Мы видим, что разница колоссальная – в России на пороге XIX в. урожай сам-2,4! В 4 раза ниже, чем в Западной Европе. Надо вдуматься и понять, что эта разница, из которой и складывалось «собственное» богатство Запада (т. е. полученное не в колониях, а на своей земле), накапливалась год за годом в течение тысячи лет. Величина этого преимущества с трудом поддается измерению.
А ведь и крестьянин, и лошадь в России работали впроголодь. Как пишет Л.В. Милов, в Древнем Риме, по свидетельству Катона Старшего, рабу давали в пищу на день 1,6 кг хлеба (т. е. 1 кг зерна). У русского крестьянина суточная норма собранного зерна составляла 762 г. Но из этого количества он должен был выделить зерно «на прикорм скота, на продажу части зерна с целью получения денег на уплату налогов и податей, покупку одежды, покрытие хозяйственных нужд».
Как известно, Запад делал инвестиции для строительства дорог и мостов, заводов и университетов главным образом за счет колоний. У России колоний не было, источником инвестиций было то, что удавалось выжать из крестьян. Насколько прибыльным было их хозяйство?
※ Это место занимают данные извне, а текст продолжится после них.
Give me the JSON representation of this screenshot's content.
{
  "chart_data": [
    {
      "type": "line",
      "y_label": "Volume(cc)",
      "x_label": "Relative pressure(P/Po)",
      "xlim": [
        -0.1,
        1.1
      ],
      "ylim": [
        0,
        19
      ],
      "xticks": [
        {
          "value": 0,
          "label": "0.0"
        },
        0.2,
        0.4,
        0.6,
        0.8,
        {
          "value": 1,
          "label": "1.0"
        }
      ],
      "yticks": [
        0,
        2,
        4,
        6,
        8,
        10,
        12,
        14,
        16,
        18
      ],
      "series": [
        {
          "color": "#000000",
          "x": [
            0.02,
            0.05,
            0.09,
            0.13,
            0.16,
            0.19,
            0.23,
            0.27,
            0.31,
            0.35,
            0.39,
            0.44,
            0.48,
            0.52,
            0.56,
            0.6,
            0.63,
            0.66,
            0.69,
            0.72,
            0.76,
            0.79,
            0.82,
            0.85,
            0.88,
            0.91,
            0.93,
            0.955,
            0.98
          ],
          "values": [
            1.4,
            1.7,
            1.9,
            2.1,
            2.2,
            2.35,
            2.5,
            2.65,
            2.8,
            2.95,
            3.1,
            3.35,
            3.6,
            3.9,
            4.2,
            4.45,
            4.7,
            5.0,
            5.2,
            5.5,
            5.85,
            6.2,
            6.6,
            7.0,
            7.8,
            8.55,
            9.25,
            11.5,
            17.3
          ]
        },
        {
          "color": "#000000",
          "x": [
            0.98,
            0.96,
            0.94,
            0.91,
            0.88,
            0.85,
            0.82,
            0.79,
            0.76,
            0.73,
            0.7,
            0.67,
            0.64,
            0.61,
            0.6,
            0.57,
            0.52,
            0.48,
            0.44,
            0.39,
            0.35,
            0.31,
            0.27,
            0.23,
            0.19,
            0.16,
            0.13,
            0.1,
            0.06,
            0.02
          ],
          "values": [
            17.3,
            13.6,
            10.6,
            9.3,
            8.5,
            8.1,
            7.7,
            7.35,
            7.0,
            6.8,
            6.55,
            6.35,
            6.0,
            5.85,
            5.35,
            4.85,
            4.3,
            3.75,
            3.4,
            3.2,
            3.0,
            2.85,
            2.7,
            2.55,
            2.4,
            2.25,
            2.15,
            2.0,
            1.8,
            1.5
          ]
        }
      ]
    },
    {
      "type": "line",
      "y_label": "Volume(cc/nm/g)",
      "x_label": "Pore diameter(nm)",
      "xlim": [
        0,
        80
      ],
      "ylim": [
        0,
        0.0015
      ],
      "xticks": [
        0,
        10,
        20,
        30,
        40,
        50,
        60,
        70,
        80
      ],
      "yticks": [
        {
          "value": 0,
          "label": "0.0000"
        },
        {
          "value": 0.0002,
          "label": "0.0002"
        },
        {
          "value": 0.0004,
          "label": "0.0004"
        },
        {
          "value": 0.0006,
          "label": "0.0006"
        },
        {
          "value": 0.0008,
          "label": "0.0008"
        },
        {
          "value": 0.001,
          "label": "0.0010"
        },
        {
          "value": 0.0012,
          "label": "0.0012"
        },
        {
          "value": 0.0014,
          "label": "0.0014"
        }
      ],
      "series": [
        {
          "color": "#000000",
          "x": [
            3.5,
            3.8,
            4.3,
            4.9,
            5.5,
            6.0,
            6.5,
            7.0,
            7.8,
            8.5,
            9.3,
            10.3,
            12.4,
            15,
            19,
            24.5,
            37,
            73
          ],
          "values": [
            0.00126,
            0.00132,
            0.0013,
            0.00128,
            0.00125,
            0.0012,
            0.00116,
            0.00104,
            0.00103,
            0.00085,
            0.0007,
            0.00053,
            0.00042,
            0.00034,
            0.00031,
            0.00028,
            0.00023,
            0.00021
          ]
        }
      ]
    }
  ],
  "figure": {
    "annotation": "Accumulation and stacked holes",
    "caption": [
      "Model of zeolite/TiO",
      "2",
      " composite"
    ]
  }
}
Л.В. Милов пишет: «На этот счет есть весьма выразительные и уникальные данные о себестоимости зерновой продукции производства, ведущегося в середине XVIII в. в порядке исключения с помощью вольнонаемного (а не крепостного) труда. Средневзвешенная оценка всех работ на десятине (га) в двух полях и рассчитанная на массиве пашни более тысячи десятин (данные по Вологодской, Ярославской и Московской губерниям) на середину века составляла 7 руб. 60 коп. Между тем в Вологодской губернии в это время доход достигал в среднем 5 руб. с десятины при условии очень высокой урожайности. Следовательно, затраты труда в 1,5 раза превышали доходность земли… Взяв же обычную для этих мест скудную урожайность (рожь сам-2,5, овес сам-2), мы столкнемся с уровнем затрат труда, почти в 6 раз превышающим доход» [114].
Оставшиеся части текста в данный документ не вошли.